Hardware / workflow suggestions

  • Hardware:
    • Use document scanners with feeders or book scanners; 300–600 dpi is usually enough.
    • Smart pens / tablet note apps (Neo Smartpen, Nuwa pen, Samsung/Apple handwriting tools) can give near‑instant digital text for future notes, but don’t help existing archives.
  • Workflow tips:
    • Always keep original high‑resolution scans even if you rely on STT or LLM output.
    • Build searchable PDFs with text layers plus images; optionally add metadata/XML.
    • For STT and Whisper, shorter audio chunks (~20–30 seconds) can improve accuracy.
    • Consider building simple scripts or small apps to batch process images/audio, queue jobs, and store results.

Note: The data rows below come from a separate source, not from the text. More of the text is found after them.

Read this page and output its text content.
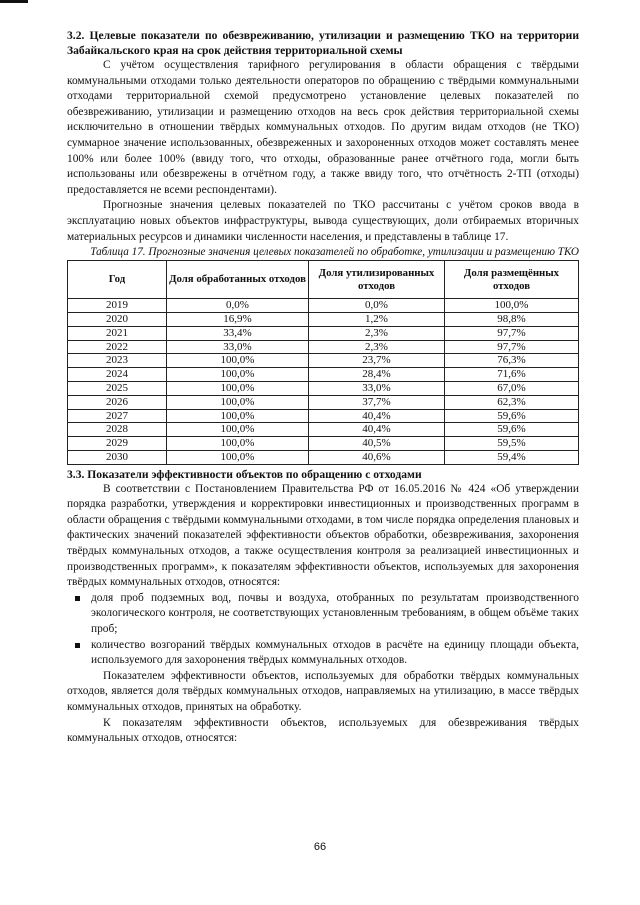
3.2. Целевые показатели по обезвреживанию, утилизации и размещению ТКО на территории Забайкальского края на срок действия территориальной схемы

С учётом осуществления тарифного регулирования в области обращения с твёрдыми коммунальными отходами только деятельности операторов по обращению с твёрдыми коммунальными отходами территориальной схемой предусмотрено установление целевых показателей по обезвреживанию, утилизации и размещению отходов на весь срок действия территориальной схемы исключительно в отношении твёрдых коммунальных отходов. По другим видам отходов (не ТКО) суммарное значение использованных, обезвреженных и захороненных отходов может составлять менее 100% или более 100% (ввиду того, что отходы, образованные ранее отчётного года, могли быть использованы или обезврежены в отчётном году, а также ввиду того, что отчётность 2-ТП (отходы) предоставляется не всеми респондентами).

Прогнозные значения целевых показателей по ТКО рассчитаны с учётом сроков ввода в эксплуатацию новых объектов инфраструктуры, вывода существующих, доли отбираемых вторичных материальных ресурсов и динамики численности населения, и представлены в таблице 17.

Таблица 17. Прогнозные значения целевых показателей по обработке, утилизации и размещению ТКО

Год	Доля обработанных отходов	Доля утилизированных отходов	Доля размещённых отходов
2019	0,0%	0,0%	100,0%
2020	16,9%	1,2%	98,8%
2021	33,4%	2,3%	97,7%
2022	33,0%	2,3%	97,7%
2023	100,0%	23,7%	76,3%
2024	100,0%	28,4%	71,6%
2025	100,0%	33,0%	67,0%
2026	100,0%	37,7%	62,3%
2027	100,0%	40,4%	59,6%
2028	100,0%	40,4%	59,6%
2029	100,0%	40,5%	59,5%
2030	100,0%	40,6%	59,4%
3.3. Показатели эффективности объектов по обращению с отходами

В соответствии с Постановлением Правительства РФ от 16.05.2016 № 424 «Об утверждении порядка разработки, утверждения и корректировки инвестиционных и производственных программ в области обращения с твёрдыми коммунальными отходами, в том числе порядка определения плановых и фактических значений показателей эффективности объектов обработки, обезвреживания, захоронения твёрдых коммунальных отходов, а также осуществления контроля за реализацией инвестиционных и производственных программ», к показателям эффективности объектов, используемых для захоронения твёрдых коммунальных отходов, относятся:

доля проб подземных вод, почвы и воздуха, отобранных по результатам производственного экологического контроля, не соответствующих установленным требованиям, в общем объёме таких проб;
количество возгораний твёрдых коммунальных отходов в расчёте на единицу площади объекта, используемого для захоронения твёрдых коммунальных отходов.

Показателем эффективности объектов, используемых для обработки твёрдых коммунальных отходов, является доля твёрдых коммунальных отходов, направляемых на утилизацию, в массе твёрдых коммунальных отходов, принятых на обработку.

К показателям эффективности объектов, используемых для обезвреживания твёрдых коммунальных отходов, относятся:

66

Meta: goals, trade‑offs, and open questions

  • A recurring theme: clarify why you want transcription.
    • If the goal is searchability, imperfect text plus the original images might be enough.
    • If the goal is publication or detailed analysis, higher accuracy (and maybe human effort) is needed.
  • Tension:
    • “Don’t build a factory for a one‑off” vs “this could become a reusable system for me/others.”
  • Unclear / open:
    • How well any given tool performs depends heavily on a specific person’s handwriting; several commenters report great success where others report total failure. Testing on a small sample is repeatedly recommended before committing.